LinuxQuestions.org

LinuxQuestions.org (/questions/)
-   Linux - Software (https://www.linuxquestions.org/questions/linux-software-2/)
-   -   A lightweight SMART exception reporting solution? (https://www.linuxquestions.org/questions/linux-software-2/a-lightweight-smart-exception-reporting-solution-761425/)

catkin 10-12-2009 01:07 PM

A lightweight SMART exception reporting solution?
 
Hello :)

Is there a lightweight SMART exception reporting solution? Ideally something that will periodically gather SMART statistics and, when there is an exception indicating a problem worthy of investigation, send an email?

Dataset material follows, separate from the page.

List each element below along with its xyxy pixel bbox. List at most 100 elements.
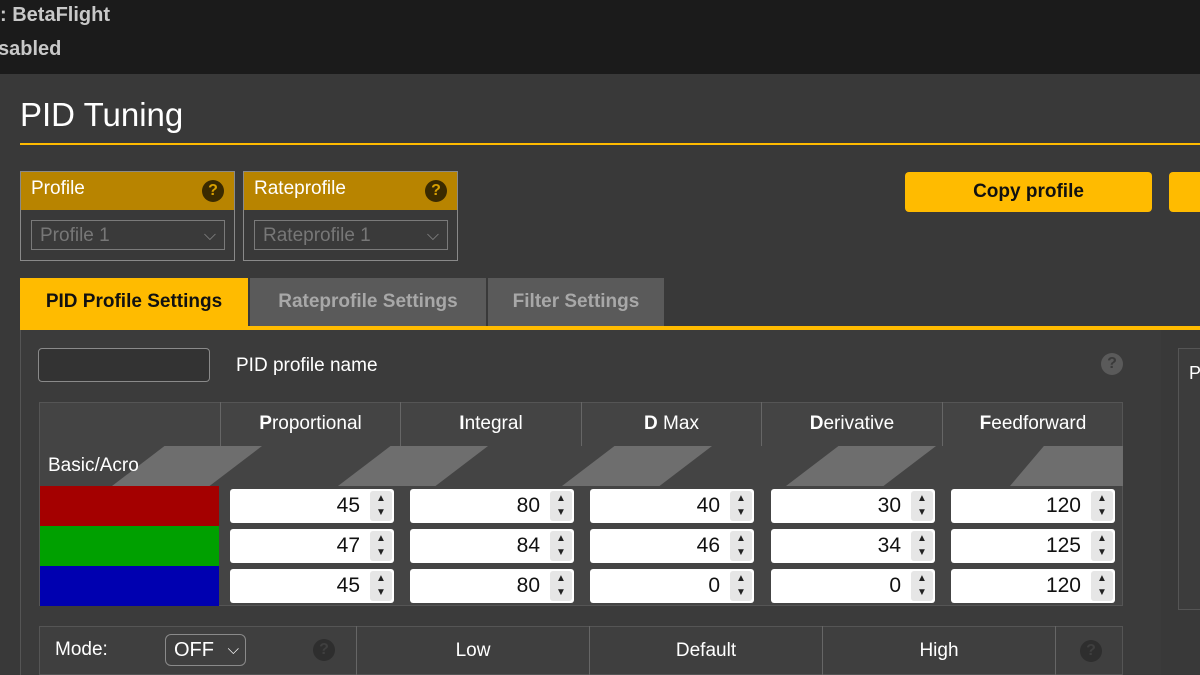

smartmontools provides the base, the ability to query drives and report statistics. It would, of course, be possible to run a script periodically that runs smartmontools commands, analyses the output and, on detecting an exception, sends an email. A sophisticated implementation would send emails reporting the same problem with decreasing frequency and would infrequently send a "green light" email to assure the recipient that is was still working.

This seems such an "obviously" useful function that it may have been developed already but so far I have only found graphical utilities such as munin, GSmartControl and maybe CrystalDiskInfo which would be fine tools to run constantly in an operations centre but are overkill for a single workstation.

Best

Charles

doc.nice 10-15-2009 02:14 PM

infact, smartmontools does support this, see man smartd...

catkin 10-15-2009 02:29 PM

Quote:

Originally Posted by doc.nice (Post 3720669)
infact, smartmontools does support this, see man smartd...

Thanks doc.nice :) Sweet as! I had been looking at smartctl but smartd is the bees knees. Some great information written by smartmontools creator, Bruce Allen, in Linux Journal. Reading that in conjunction with the smartmond man page and following its cross-references to the smartctl page, I came up with the following line in /etc/smartd.conf
Code:

/dev/sda -a -I 194 -M diminishing m root -o on -s  (S/../.././17|L/../../6/15) -W 3,41,46
Is testing OK so far (was holding off posting until tested a little more) but I can't think of a way to test it properly without an (ideally simulated) failing HDD.

doc.nice 10-15-2009 02:51 PM

Hi,

I use /dev/hda -a -I 194 -n standby -o on -S on -s S/../.././02 -m (myadminmailaddress) -M diminishing

but I must have missed the -W switch, will add it immediately :)

About the usefullness:
I already had a dying disc and must say, SMART has done its job. It told me about 3 mins before the disc finally gave up that something is bad... :(
I have another disc (used as swap in a private pc) that is SMART defect for more than 3 years now...
So I wouldn't give that much, but the thermal check ist quite a good indicator for real trouble in your case, I think...


All times are GMT -5. The time now is 05:25 AM.